Optimal control of hybrid systems
We have developed multiparametric optimization algorithms and solved optimal control problems for a variety of discrete-time dynamical systems such as markov jump linear systems and switched linear systems subject to control and state constraints. The approach relies on the formulation of the optimal control problems in a dynamic programming framework and the solution of the dynamic programming subproblems via in-house developed multiparametric programming algorithms. The methods led to the solution of some optimal control problems that have never been tackled in the literature or thought to be intractable. Furthermore, the solution to these optimal control problems is computed off-line thus making the techniques applicable to systems with fast dynamics.
Optimal control of nonlinear distributed parameter systems
The radial basis function neural network architecture has been used to model the dynamics of Distributed Parameter Systems (DPSs). Two pure data driving schemes which do not require knowledge of the governing equations have been developed. In the first method, the neural network methodology generates the full model of the system that is able to predict the process outputs at any spatial point. Past values of the process inputs and the coordinates of the specific location provide the input information to the model. The second method uses empirical basis functions produced by the Singular Value Decomposition (SVD) on the snapshot matrix to describe the spatial behavior of the system, while the neural network model is used to estimate only the temporal coefficients. The models produced by both methods are then implemented in Model Predictive Control (MPC) configurations, suitable for constrained DPSs. An alternative control strategy has been developed by transforming the nonlinear model into a nonlinear state space formulation, which in turn is used for deriving a robust H control law.
Fuzzy model predictive control
A popular methodology has been developed based on a dynamic fuzzy model of the process to be controlled, which is used for predicting the future behavior of the output variables. A nonlinear optimization problem is then formulated, which minimizes the difference between the model predictions and the desired trajectory over the prediction horizon and the control energy over a shorter control horizon. The problem is solved on line using a specially designed genetic algorithm, which has a number of advantages over conventional nonlinear optimization techniques. The method can be used with any type of fuzzy model and is particularly useful when a direct fuzzy controller cannot be designed due to the complexity of the process and the difficulty in developing fuzzy control rules.

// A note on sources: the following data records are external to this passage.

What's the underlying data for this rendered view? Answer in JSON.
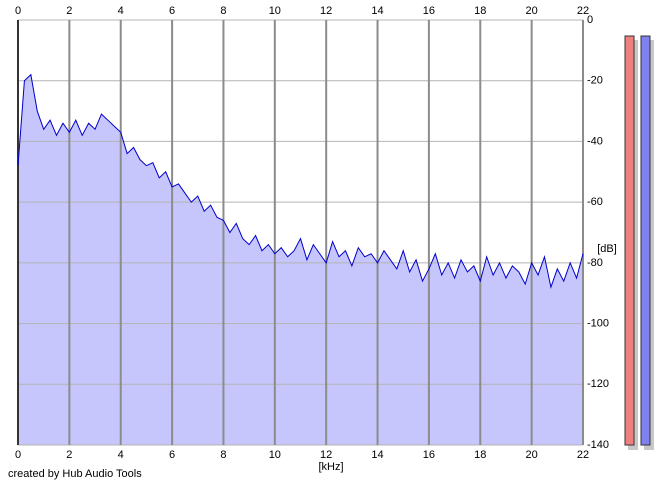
{
  "chart_data": {
    "type": "area",
    "x_label": "[kHz]",
    "y_label": "[dB]",
    "credit": "created by Hub Audio Tools",
    "x": [
      0,
      0.25,
      0.5,
      0.75,
      1,
      1.25,
      1.5,
      1.75,
      2,
      2.25,
      2.5,
      2.75,
      3,
      3.25,
      3.5,
      3.75,
      4,
      4.25,
      4.5,
      4.75,
      5,
      5.25,
      5.5,
      5.75,
      6,
      6.25,
      6.5,
      6.75,
      7,
      7.25,
      7.5,
      7.75,
      8,
      8.25,
      8.5,
      8.75,
      9,
      9.25,
      9.5,
      9.75,
      10,
      10.25,
      10.5,
      10.75,
      11,
      11.25,
      11.5,
      11.75,
      12,
      12.25,
      12.5,
      12.75,
      13,
      13.25,
      13.5,
      13.75,
      14,
      14.25,
      14.5,
      14.75,
      15,
      15.25,
      15.5,
      15.75,
      16,
      16.25,
      16.5,
      16.75,
      17,
      17.25,
      17.5,
      17.75,
      18,
      18.25,
      18.5,
      18.75,
      19,
      19.25,
      19.5,
      19.75,
      20,
      20.25,
      20.5,
      20.75,
      21,
      21.25,
      21.5,
      21.75,
      22
    ],
    "values": [
      -48,
      -20,
      -18,
      -30,
      -36,
      -33,
      -38,
      -34,
      -37,
      -33,
      -38,
      -34,
      -36,
      -31,
      -33,
      -35,
      -37,
      -44,
      -42,
      -46,
      -48,
      -47,
      -52,
      -50,
      -55,
      -54,
      -57,
      -60,
      -58,
      -63,
      -61,
      -65,
      -66,
      -70,
      -67,
      -72,
      -74,
      -71,
      -76,
      -74,
      -77,
      -75,
      -78,
      -76,
      -72,
      -79,
      -74,
      -77,
      -80,
      -73,
      -78,
      -76,
      -81,
      -75,
      -78,
      -77,
      -80,
      -76,
      -79,
      -82,
      -76,
      -83,
      -79,
      -86,
      -82,
      -77,
      -84,
      -80,
      -85,
      -79,
      -83,
      -81,
      -86,
      -78,
      -84,
      -80,
      -85,
      -81,
      -83,
      -87,
      -80,
      -84,
      -78,
      -88,
      -82,
      -86,
      -80,
      -85,
      -77
    ],
    "color": "#0000cc",
    "fill_color": "#c6c6fc",
    "xlim": [
      0,
      22
    ],
    "xticks": [
      0,
      2,
      4,
      6,
      8,
      10,
      12,
      14,
      16,
      18,
      20,
      22
    ],
    "ylim": [
      -140,
      0
    ],
    "yticks": [
      0,
      -20,
      -40,
      -60,
      -80,
      -100,
      -120,
      -140
    ],
    "grid": true
  }
}
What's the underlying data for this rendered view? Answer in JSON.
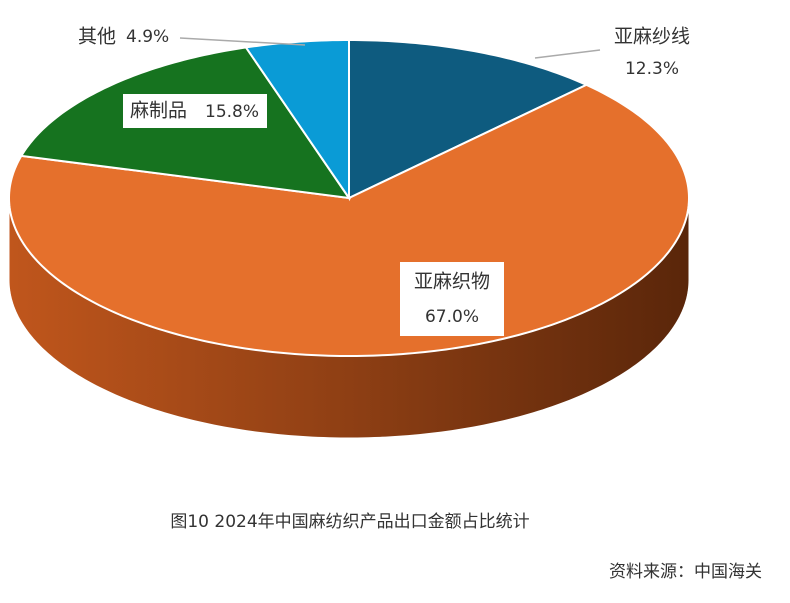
{
  "chart_data": {
    "type": "pie",
    "title": "图10  2024年中国麻纺织产品出口金额占比统计",
    "source": "资料来源：中国海关",
    "categories": [
      "亚麻纱线",
      "亚麻织物",
      "麻制品",
      "其他"
    ],
    "values": [
      12.3,
      67.0,
      15.8,
      4.9
    ],
    "value_labels": [
      "12.3%",
      "67.0%",
      "15.8%",
      "4.9%"
    ],
    "colors": [
      "#0e5b7f",
      "#e5702c",
      "#16731f",
      "#0a9bd6"
    ]
  }
}
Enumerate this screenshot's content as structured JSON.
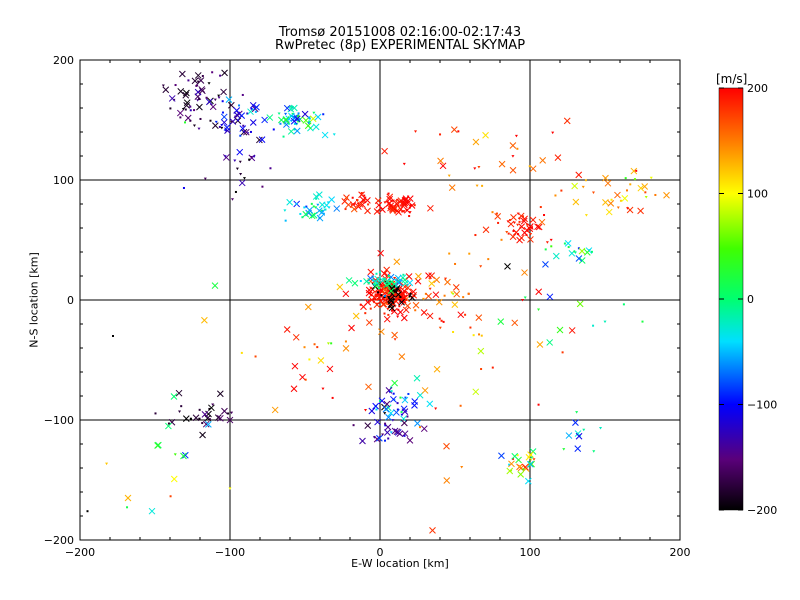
{
  "chart_data": {
    "type": "scatter",
    "title": "Tromsø 20151008 02:16:00-02:17:43",
    "subtitle": "RwPretec (8p) EXPERIMENTAL SKYMAP",
    "xlabel": "E-W location [km]",
    "ylabel": "N-S location [km]",
    "xlim": [
      -200,
      200
    ],
    "ylim": [
      -200,
      200
    ],
    "xticks": [
      -200,
      -100,
      0,
      100,
      200
    ],
    "yticks": [
      -200,
      -100,
      0,
      100,
      200
    ],
    "grid": true,
    "colorbar": {
      "unit": "[m/s]",
      "range": [
        -200,
        200
      ],
      "ticks": [
        200,
        100,
        0,
        -100,
        -200
      ],
      "colormap": "black-purple-blue-cyan-green-yellow-red"
    },
    "clusters": [
      {
        "x": -120,
        "y": 170,
        "spread_x": 18,
        "spread_y": 22,
        "velocity": -170,
        "vel_spread": 40,
        "n": 55
      },
      {
        "x": -95,
        "y": 150,
        "spread_x": 14,
        "spread_y": 12,
        "velocity": -120,
        "vel_spread": 60,
        "n": 40
      },
      {
        "x": -55,
        "y": 150,
        "spread_x": 15,
        "spread_y": 10,
        "velocity": -30,
        "vel_spread": 60,
        "n": 55
      },
      {
        "x": -90,
        "y": 110,
        "spread_x": 20,
        "spread_y": 18,
        "velocity": -150,
        "vel_spread": 50,
        "n": 20
      },
      {
        "x": -45,
        "y": 75,
        "spread_x": 15,
        "spread_y": 8,
        "velocity": -40,
        "vel_spread": 50,
        "n": 35
      },
      {
        "x": 10,
        "y": 78,
        "spread_x": 12,
        "spread_y": 7,
        "velocity": 195,
        "vel_spread": 15,
        "n": 60
      },
      {
        "x": -15,
        "y": 82,
        "spread_x": 8,
        "spread_y": 5,
        "velocity": 190,
        "vel_spread": 20,
        "n": 25
      },
      {
        "x": 5,
        "y": 5,
        "spread_x": 14,
        "spread_y": 12,
        "velocity": 195,
        "vel_spread": 15,
        "n": 160
      },
      {
        "x": 10,
        "y": 5,
        "spread_x": 10,
        "spread_y": 8,
        "velocity": -200,
        "vel_spread": 5,
        "n": 30
      },
      {
        "x": 5,
        "y": 15,
        "spread_x": 18,
        "spread_y": 6,
        "velocity": -20,
        "vel_spread": 40,
        "n": 40
      },
      {
        "x": 35,
        "y": 0,
        "spread_x": 25,
        "spread_y": 30,
        "velocity": 170,
        "vel_spread": 50,
        "n": 45
      },
      {
        "x": 95,
        "y": 60,
        "spread_x": 20,
        "spread_y": 12,
        "velocity": 190,
        "vel_spread": 25,
        "n": 45
      },
      {
        "x": 130,
        "y": 40,
        "spread_x": 15,
        "spread_y": 8,
        "velocity": -20,
        "vel_spread": 60,
        "n": 18
      },
      {
        "x": 160,
        "y": 90,
        "spread_x": 30,
        "spread_y": 20,
        "velocity": 140,
        "vel_spread": 80,
        "n": 35
      },
      {
        "x": 70,
        "y": 120,
        "spread_x": 50,
        "spread_y": 30,
        "velocity": 160,
        "vel_spread": 60,
        "n": 30
      },
      {
        "x": -120,
        "y": -95,
        "spread_x": 20,
        "spread_y": 12,
        "velocity": -180,
        "vel_spread": 30,
        "n": 30
      },
      {
        "x": 10,
        "y": -90,
        "spread_x": 15,
        "spread_y": 18,
        "velocity": -80,
        "vel_spread": 90,
        "n": 45
      },
      {
        "x": 5,
        "y": -110,
        "spread_x": 12,
        "spread_y": 8,
        "velocity": -130,
        "vel_spread": 40,
        "n": 20
      },
      {
        "x": 95,
        "y": -135,
        "spread_x": 12,
        "spread_y": 10,
        "velocity": 60,
        "vel_spread": 140,
        "n": 25
      },
      {
        "x": 130,
        "y": -110,
        "spread_x": 15,
        "spread_y": 15,
        "velocity": -60,
        "vel_spread": 80,
        "n": 10
      },
      {
        "x": -40,
        "y": -40,
        "spread_x": 60,
        "spread_y": 50,
        "velocity": 150,
        "vel_spread": 80,
        "n": 35
      },
      {
        "x": -150,
        "y": -130,
        "spread_x": 30,
        "spread_y": 40,
        "velocity": 20,
        "vel_spread": 120,
        "n": 12
      },
      {
        "x": 60,
        "y": -50,
        "spread_x": 60,
        "spread_y": 70,
        "velocity": 160,
        "vel_spread": 60,
        "n": 25
      },
      {
        "x": 120,
        "y": -10,
        "spread_x": 50,
        "spread_y": 20,
        "velocity": 0,
        "vel_spread": 60,
        "n": 8
      }
    ],
    "isolated_points": [
      {
        "x": -178,
        "y": -30,
        "v": -200
      },
      {
        "x": -195,
        "y": -176,
        "v": -200
      },
      {
        "x": -168,
        "y": -165,
        "v": 130
      },
      {
        "x": -152,
        "y": -176,
        "v": -30
      },
      {
        "x": -100,
        "y": -157,
        "v": 100
      },
      {
        "x": -131,
        "y": -130,
        "v": 20
      },
      {
        "x": -110,
        "y": 12,
        "v": 20
      },
      {
        "x": -130,
        "y": 148,
        "v": 30
      },
      {
        "x": 95,
        "y": 0,
        "v": 200
      },
      {
        "x": 150,
        "y": -18,
        "v": -20
      },
      {
        "x": 175,
        "y": -18,
        "v": 20
      },
      {
        "x": 35,
        "y": -192,
        "v": 180
      },
      {
        "x": 85,
        "y": 28,
        "v": -200
      },
      {
        "x": 120,
        "y": -25,
        "v": 40
      }
    ]
  }
}
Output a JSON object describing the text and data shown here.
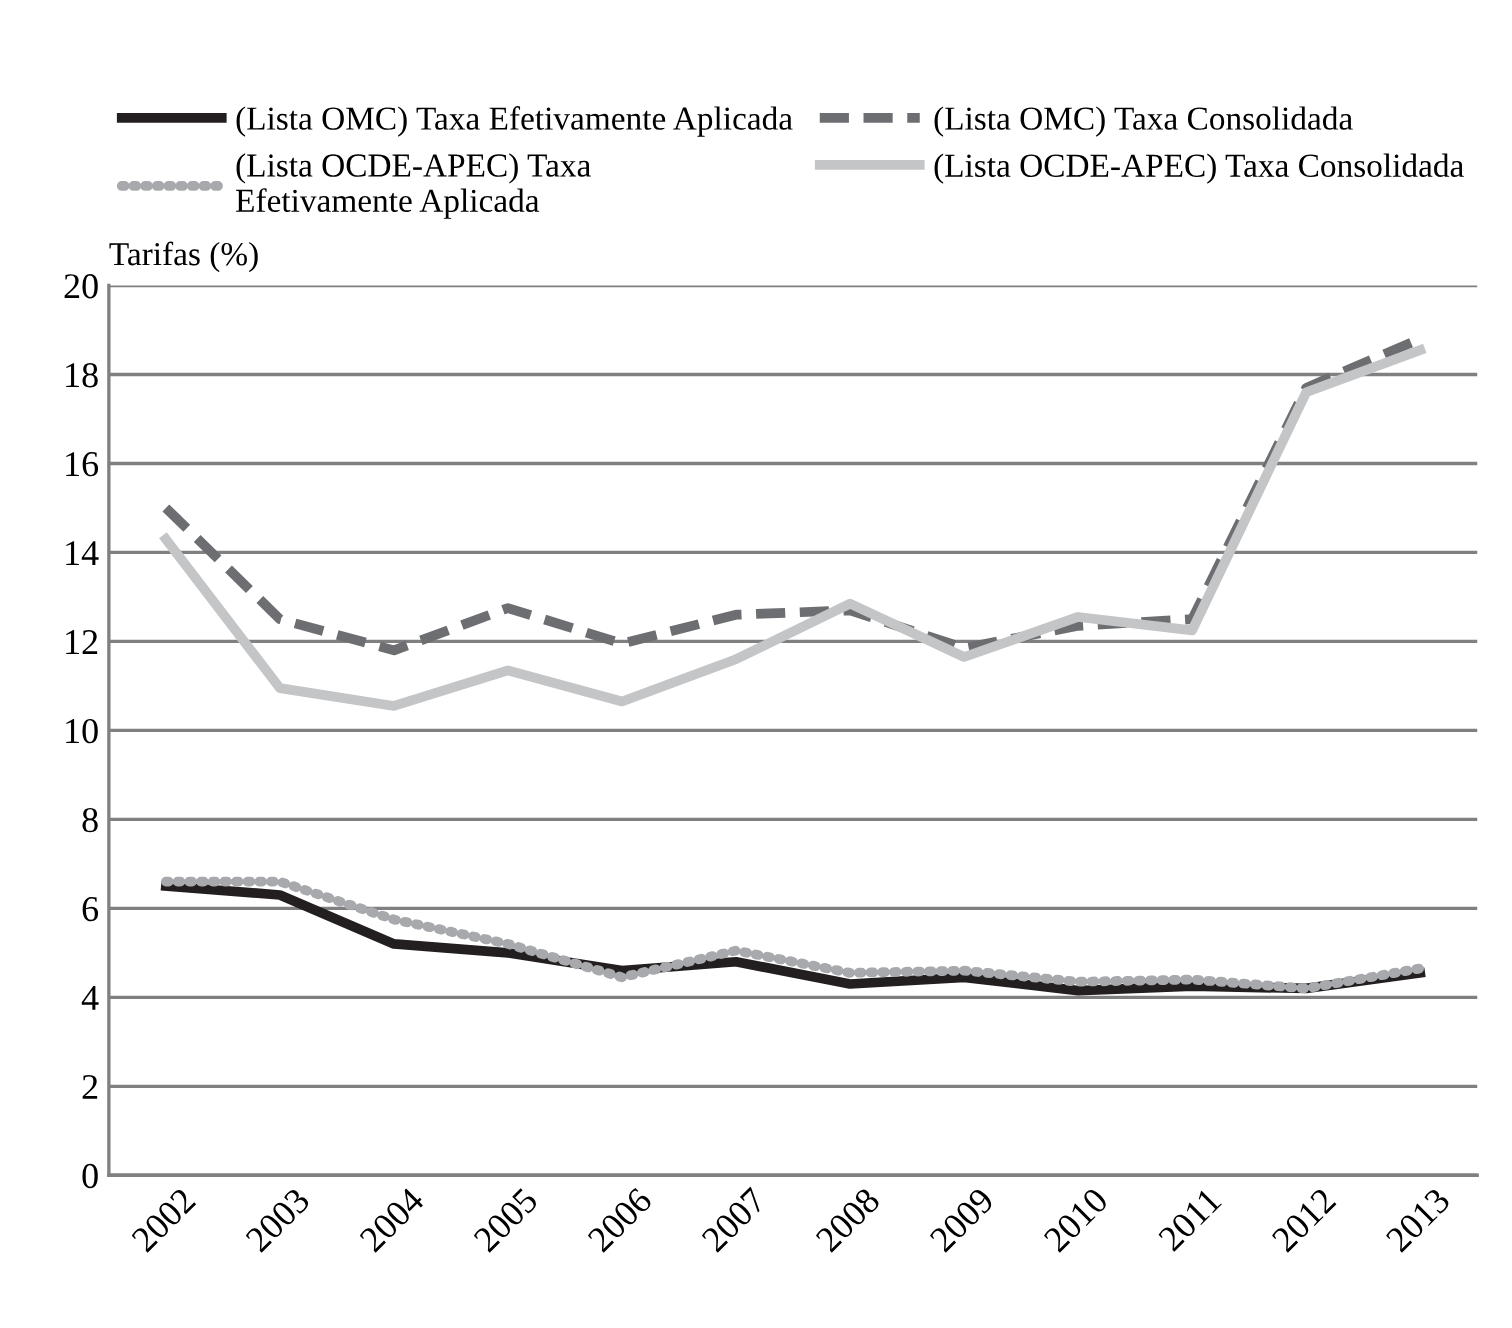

Production planning and inventory control
New methodologies based on control theory have been developed. An adaptation method for the online identification of lead time is incorporated in production-inventory control systems. Based on the lead time estimate, the tuning parameters are updated in real time to improve the efficiency of the system. Combination of the adaptive scheme with a proportional control law is able to eliminate the inventory drift that appears when the actual lead time is not known in advance or when it varies with time. An adaptive MPC configuration has also been developed for the identification and control of production-inventory systems. The time varying dynamic behavior of the production process is approximated by an adaptive Finite Impulse Response (FIR) model. The well known Recursive Least Squares (RLS) method is used for the on line identification of the model coefficients. The adapted model along with a smoothed estimation of the future customer demand, are used to predict inventory levels over the optimization horizon. The proposed scheme is able to eliminate the inventory drift and suppress the bullwhip effect. We have developed software tools for obtaining optimal production plans for the food, petrochemical and pulp and paper industries.